Eine Konferenz – viele Akteure

Auch wenn nicht mehr unter deutscher Ratspräsidentschaft: Die EU-Zukunftskonferenz soll stattfinden. Darüber sind sich die Beteiligten einig. Über Ziel und Themen gibt es jedoch unterschiedliche Ansichten. Von Jürgen Klute

Foto: © Sattler

Auch wenn es unter deutscher EU-Ratspräsidentschaft – trotz anderslautender Ankündigungen – nichts mehr wird: Das Projekt der Europäischen Zukunftskonferenz, die letztlich aus mehreren Teilkonferenzen bestehen soll, bleibt trotz Corona auf der Tagesordnung. Zumindest darüber herrscht bei Europäischem Parlament, Europäischer Kommission und Europäischem Rat Einigkeit. Auch dazu, dass es ein – wie auch immer gestalteter – Dialog mit den Bürger*innen sein soll, gibt es bei den drei europäischen Institutionen keine Differenzen. Wie aber diese Konferenzen im Rahmen von CoFoE ablaufen sollen, welche Themen sie haben sollen und welches Ziel, darüber gibt es nach wie vor unterschiedliche Vorstellungen. Ein Überblick über die wichtigsten Positionen.

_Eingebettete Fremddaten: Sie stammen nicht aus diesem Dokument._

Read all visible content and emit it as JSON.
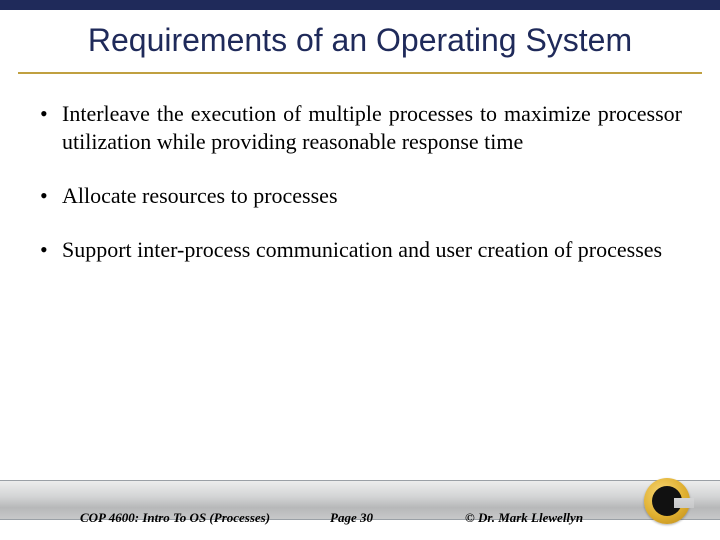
{
  "colors": {
    "navy": "#1f2a5a",
    "gold": "#c0a040",
    "text": "#000000",
    "background": "#ffffff",
    "footer_gradient_top": "#eceded",
    "footer_gradient_bottom": "#c7c8c9"
  },
  "typography": {
    "title_font": "Arial",
    "title_size_pt": 24,
    "body_font": "Times New Roman",
    "body_size_pt": 17,
    "footer_size_pt": 10
  },
  "title": "Requirements of an Operating System",
  "bullets": [
    "Interleave the execution of multiple processes to maximize processor utilization while providing reasonable response time",
    "Allocate resources to processes",
    "Support inter-process communication and user creation of processes"
  ],
  "footer": {
    "course": "COP 4600: Intro To OS  (Processes)",
    "page": "Page 30",
    "author": "© Dr. Mark Llewellyn"
  }
}
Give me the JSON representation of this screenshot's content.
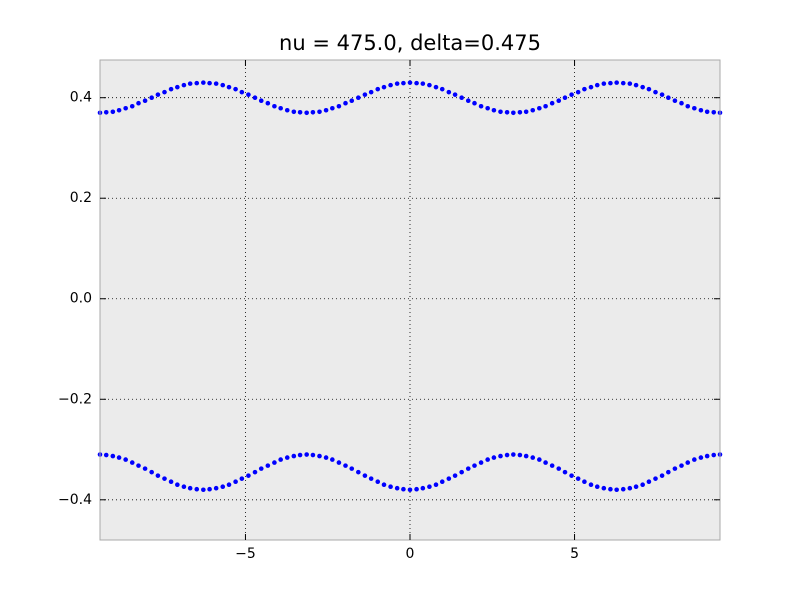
{
  "chart_data": {
    "type": "scatter",
    "title": "nu = 475.0, delta=0.475",
    "x": [
      -9.42,
      -9.23,
      -9.03,
      -8.84,
      -8.64,
      -8.44,
      -8.25,
      -8.05,
      -7.85,
      -7.66,
      -7.46,
      -7.26,
      -7.07,
      -6.87,
      -6.68,
      -6.48,
      -6.28,
      -6.09,
      -5.89,
      -5.69,
      -5.5,
      -5.3,
      -5.11,
      -4.91,
      -4.71,
      -4.52,
      -4.32,
      -4.12,
      -3.93,
      -3.73,
      -3.53,
      -3.34,
      -3.14,
      -2.95,
      -2.75,
      -2.55,
      -2.36,
      -2.16,
      -1.96,
      -1.77,
      -1.57,
      -1.37,
      -1.18,
      -0.98,
      -0.79,
      -0.59,
      -0.39,
      -0.2,
      0,
      0.2,
      0.39,
      0.59,
      0.79,
      0.98,
      1.18,
      1.37,
      1.57,
      1.77,
      1.96,
      2.16,
      2.36,
      2.55,
      2.75,
      2.95,
      3.14,
      3.34,
      3.53,
      3.73,
      3.93,
      4.12,
      4.32,
      4.52,
      4.71,
      4.91,
      5.11,
      5.3,
      5.5,
      5.69,
      5.89,
      6.09,
      6.28,
      6.48,
      6.68,
      6.87,
      7.07,
      7.26,
      7.46,
      7.66,
      7.85,
      8.05,
      8.25,
      8.44,
      8.64,
      8.84,
      9.03,
      9.23,
      9.42
    ],
    "series": [
      {
        "color": "#0000ff",
        "values": [
          0.37,
          0.371,
          0.372,
          0.375,
          0.379,
          0.383,
          0.389,
          0.394,
          0.4,
          0.406,
          0.411,
          0.417,
          0.421,
          0.425,
          0.428,
          0.429,
          0.43,
          0.429,
          0.428,
          0.425,
          0.421,
          0.417,
          0.411,
          0.406,
          0.4,
          0.394,
          0.389,
          0.383,
          0.379,
          0.375,
          0.372,
          0.371,
          0.37,
          0.371,
          0.372,
          0.375,
          0.379,
          0.383,
          0.389,
          0.394,
          0.4,
          0.406,
          0.411,
          0.417,
          0.421,
          0.425,
          0.428,
          0.429,
          0.43,
          0.429,
          0.428,
          0.425,
          0.421,
          0.417,
          0.411,
          0.406,
          0.4,
          0.394,
          0.389,
          0.383,
          0.379,
          0.375,
          0.372,
          0.371,
          0.37,
          0.371,
          0.372,
          0.375,
          0.379,
          0.383,
          0.389,
          0.394,
          0.4,
          0.406,
          0.411,
          0.417,
          0.421,
          0.425,
          0.428,
          0.429,
          0.43,
          0.429,
          0.428,
          0.425,
          0.421,
          0.417,
          0.411,
          0.406,
          0.4,
          0.394,
          0.389,
          0.383,
          0.379,
          0.375,
          0.372,
          0.371,
          0.37
        ]
      },
      {
        "color": "#0000ff",
        "values": [
          -0.31,
          -0.311,
          -0.313,
          -0.316,
          -0.32,
          -0.326,
          -0.332,
          -0.338,
          -0.345,
          -0.352,
          -0.358,
          -0.364,
          -0.37,
          -0.374,
          -0.377,
          -0.379,
          -0.38,
          -0.379,
          -0.377,
          -0.374,
          -0.37,
          -0.364,
          -0.358,
          -0.352,
          -0.345,
          -0.338,
          -0.332,
          -0.326,
          -0.32,
          -0.316,
          -0.313,
          -0.311,
          -0.31,
          -0.311,
          -0.313,
          -0.316,
          -0.32,
          -0.326,
          -0.332,
          -0.338,
          -0.345,
          -0.352,
          -0.358,
          -0.364,
          -0.37,
          -0.374,
          -0.377,
          -0.379,
          -0.38,
          -0.379,
          -0.377,
          -0.374,
          -0.37,
          -0.364,
          -0.358,
          -0.352,
          -0.345,
          -0.338,
          -0.332,
          -0.326,
          -0.32,
          -0.316,
          -0.313,
          -0.311,
          -0.31,
          -0.311,
          -0.313,
          -0.316,
          -0.32,
          -0.326,
          -0.332,
          -0.338,
          -0.345,
          -0.352,
          -0.358,
          -0.364,
          -0.37,
          -0.374,
          -0.377,
          -0.379,
          -0.38,
          -0.379,
          -0.377,
          -0.374,
          -0.37,
          -0.364,
          -0.358,
          -0.352,
          -0.345,
          -0.338,
          -0.332,
          -0.326,
          -0.32,
          -0.316,
          -0.313,
          -0.311,
          -0.31
        ]
      }
    ],
    "xlim": [
      -9.42,
      9.42
    ],
    "ylim": [
      -0.48,
      0.475
    ],
    "xticks": [
      {
        "value": -5,
        "label": "−5"
      },
      0,
      5
    ],
    "yticks": [
      {
        "value": -0.4,
        "label": "−0.4"
      },
      {
        "value": -0.2,
        "label": "−0.2"
      },
      {
        "value": 0,
        "label": "0.0"
      },
      0.2,
      0.4
    ],
    "grid": true,
    "background": "#ebebeb"
  }
}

Die Europäische Kommission

„Ich will, dass die Bürgerinnen und Bürger bei einer Konferenz zur Zukunft Europas zu Wort kommen, die 2020 beginnen und zwei Jahre laufen soll“, sagte EU-Kommissionspräsidenten Ursula von der Leyen bei der Vorstellung ihrer politischen Leitlinien (https://ec.europa.eu/germany/news/ursula-von-der-leyen-stellt-ihre-prioritäten-im-europäischen-parlament-vor_de) vor dem Europäischen Parlament am 16. Juli 2019 in Straßburg.

In ihrer Mitteilung vom 22. Januar 2020 (https://ec.europa.eu/commission/presscorner/detail/de/ip\_20\_89) skizziert die Kommission mit groben Strichen, wie sie sich die Zukunftskonferenzen vorstellt. Zwei Themenbereichen schlägt die Kommission vor: Zum einen soll es um inhaltliche Fragen gehen, um Klimawandel, Umweltprobleme, Wirtschaft, soziale Gerechtigkeit und Gleichheit, Digitalisierung, die Förderung europäischer Werte, die Stärkung der Stimme der EU in der Welt sowie um die Festigung der demokratischen Grundlagen der Union . Zum anderen soll es um demokratische Prozesse und institutionelle Fragen gehen, insbesondere um das Spitzenkandidaten-System und die länderübergreifenden Listen für die Wahlen zum Europäischen Parlament. Der Text der Mitteilung hebt diese Themen hervor, in dem er sie konkret benennt, sagt aber nicht, dass diese Aufzählung abschließend ist. Andererseits enthält die Kommissionsmitteilung keine Hinweise darauf, dass – und ggf. wie – weitere Themen von BürgerInnen in die Debatte eingebracht werden könnten.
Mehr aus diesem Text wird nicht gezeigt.